Analogie : Ansible fonctionne comme un chef d’orchestre (control node) qui dépose la partition (le module) devant chaque musicien (managed node) le temps qu’il joue son passage, puis ramasse la partition. Aucune partition ne reste sur le pupitre une fois la tâche finie. C’est éphémère, c’est sans agent, c’est SSH.
Ce que vous allez apprendre
Section intitulée « Ce que vous allez apprendre »- Le schéma général d’un déploiement Ansible et ses cinq composants principaux.
- Ce que contient un control node :
ansible-core,ansible-navigator, Execution Environment. - Les prérequis d’un managed node (SSH, sudo, Python).
- Le workflow détaillé d’un push SSH : connexion, upload module, exec, cleanup.
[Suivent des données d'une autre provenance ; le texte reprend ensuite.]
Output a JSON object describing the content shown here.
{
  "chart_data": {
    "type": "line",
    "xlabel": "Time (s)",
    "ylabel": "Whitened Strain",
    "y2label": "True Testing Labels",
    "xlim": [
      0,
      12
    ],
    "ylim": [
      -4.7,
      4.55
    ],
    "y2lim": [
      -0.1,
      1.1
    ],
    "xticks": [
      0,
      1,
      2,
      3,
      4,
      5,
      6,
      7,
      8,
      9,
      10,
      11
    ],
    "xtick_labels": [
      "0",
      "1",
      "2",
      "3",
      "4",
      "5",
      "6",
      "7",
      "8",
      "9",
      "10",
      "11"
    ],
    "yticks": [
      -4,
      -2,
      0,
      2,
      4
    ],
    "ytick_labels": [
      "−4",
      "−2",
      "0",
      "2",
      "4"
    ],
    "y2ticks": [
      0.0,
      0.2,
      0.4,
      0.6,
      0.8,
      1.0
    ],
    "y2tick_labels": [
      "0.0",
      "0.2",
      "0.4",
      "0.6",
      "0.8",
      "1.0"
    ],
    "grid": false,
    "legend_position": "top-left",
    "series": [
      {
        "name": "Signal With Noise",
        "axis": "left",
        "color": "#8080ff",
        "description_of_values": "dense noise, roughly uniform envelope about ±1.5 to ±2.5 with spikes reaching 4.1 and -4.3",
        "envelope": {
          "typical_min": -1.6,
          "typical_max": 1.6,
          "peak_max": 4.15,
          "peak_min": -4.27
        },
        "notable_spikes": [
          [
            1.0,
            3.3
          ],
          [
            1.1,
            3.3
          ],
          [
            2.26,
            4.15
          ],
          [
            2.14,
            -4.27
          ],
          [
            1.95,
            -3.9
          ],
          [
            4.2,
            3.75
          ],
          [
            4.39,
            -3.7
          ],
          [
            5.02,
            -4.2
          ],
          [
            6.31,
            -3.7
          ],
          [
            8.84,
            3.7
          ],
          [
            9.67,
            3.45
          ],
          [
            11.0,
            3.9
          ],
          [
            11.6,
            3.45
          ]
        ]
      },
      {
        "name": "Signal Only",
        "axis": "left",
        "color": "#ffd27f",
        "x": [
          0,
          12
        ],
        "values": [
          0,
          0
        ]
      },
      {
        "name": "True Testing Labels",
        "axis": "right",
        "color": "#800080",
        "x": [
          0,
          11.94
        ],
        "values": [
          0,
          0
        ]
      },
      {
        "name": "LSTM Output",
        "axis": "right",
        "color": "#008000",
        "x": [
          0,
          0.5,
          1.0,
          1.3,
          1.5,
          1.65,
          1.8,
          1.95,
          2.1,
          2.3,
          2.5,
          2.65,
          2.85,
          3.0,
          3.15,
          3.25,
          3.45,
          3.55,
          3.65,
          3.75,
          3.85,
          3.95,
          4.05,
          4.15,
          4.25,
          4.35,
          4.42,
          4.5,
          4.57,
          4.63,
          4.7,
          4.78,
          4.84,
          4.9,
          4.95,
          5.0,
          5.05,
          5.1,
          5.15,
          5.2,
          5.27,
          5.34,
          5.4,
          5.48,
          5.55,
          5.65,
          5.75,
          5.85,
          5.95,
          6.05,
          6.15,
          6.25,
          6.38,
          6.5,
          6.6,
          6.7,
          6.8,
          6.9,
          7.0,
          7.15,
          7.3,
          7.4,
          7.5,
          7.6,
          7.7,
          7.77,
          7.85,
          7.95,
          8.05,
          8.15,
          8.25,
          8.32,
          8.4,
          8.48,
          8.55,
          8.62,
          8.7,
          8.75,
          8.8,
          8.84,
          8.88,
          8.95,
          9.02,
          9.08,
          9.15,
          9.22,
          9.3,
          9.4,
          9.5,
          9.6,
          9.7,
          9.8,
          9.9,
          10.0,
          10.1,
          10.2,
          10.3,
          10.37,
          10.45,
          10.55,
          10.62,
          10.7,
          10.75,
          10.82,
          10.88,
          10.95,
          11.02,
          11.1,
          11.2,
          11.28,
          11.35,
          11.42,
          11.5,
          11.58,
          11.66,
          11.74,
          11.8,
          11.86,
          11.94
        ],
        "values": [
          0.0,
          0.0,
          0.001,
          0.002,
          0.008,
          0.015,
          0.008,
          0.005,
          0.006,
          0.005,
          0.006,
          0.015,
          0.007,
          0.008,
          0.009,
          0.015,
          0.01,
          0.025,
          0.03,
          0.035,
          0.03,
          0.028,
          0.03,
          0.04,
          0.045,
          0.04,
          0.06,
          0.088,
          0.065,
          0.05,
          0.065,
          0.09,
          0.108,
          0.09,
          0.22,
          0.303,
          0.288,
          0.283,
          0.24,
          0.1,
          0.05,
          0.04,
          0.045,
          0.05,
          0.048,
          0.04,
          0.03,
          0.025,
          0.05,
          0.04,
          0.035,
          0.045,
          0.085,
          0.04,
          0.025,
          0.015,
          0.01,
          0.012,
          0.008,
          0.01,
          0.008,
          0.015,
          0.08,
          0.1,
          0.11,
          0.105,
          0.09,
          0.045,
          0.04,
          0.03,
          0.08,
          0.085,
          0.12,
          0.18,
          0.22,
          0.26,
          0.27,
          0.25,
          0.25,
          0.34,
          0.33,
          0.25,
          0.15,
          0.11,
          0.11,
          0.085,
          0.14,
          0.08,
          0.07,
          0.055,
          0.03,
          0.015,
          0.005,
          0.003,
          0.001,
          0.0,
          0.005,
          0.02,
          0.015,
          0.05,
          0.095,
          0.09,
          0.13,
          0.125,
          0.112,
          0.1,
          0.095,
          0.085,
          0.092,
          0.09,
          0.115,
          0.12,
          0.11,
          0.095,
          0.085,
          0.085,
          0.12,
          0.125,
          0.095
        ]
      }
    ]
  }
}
- Comment les plugins étendent Ansible (connection, inventory, callback, lookup, filter).
- Pourquoi les Execution Environments sont la mécanique 2026 de référence.
Vue d’ensemble : le schéma push SSH
Section intitulée « Vue d’ensemble : le schéma push SSH »Le schéma ci-dessous représente notre lab Ansible (1 control node + 3 managed nodes) avec le flux d’exécution. Lisez-le de gauche à droite : votre poste à gauche, les serveurs gérés à droite, et les flèches qui matérialisent le push SSH.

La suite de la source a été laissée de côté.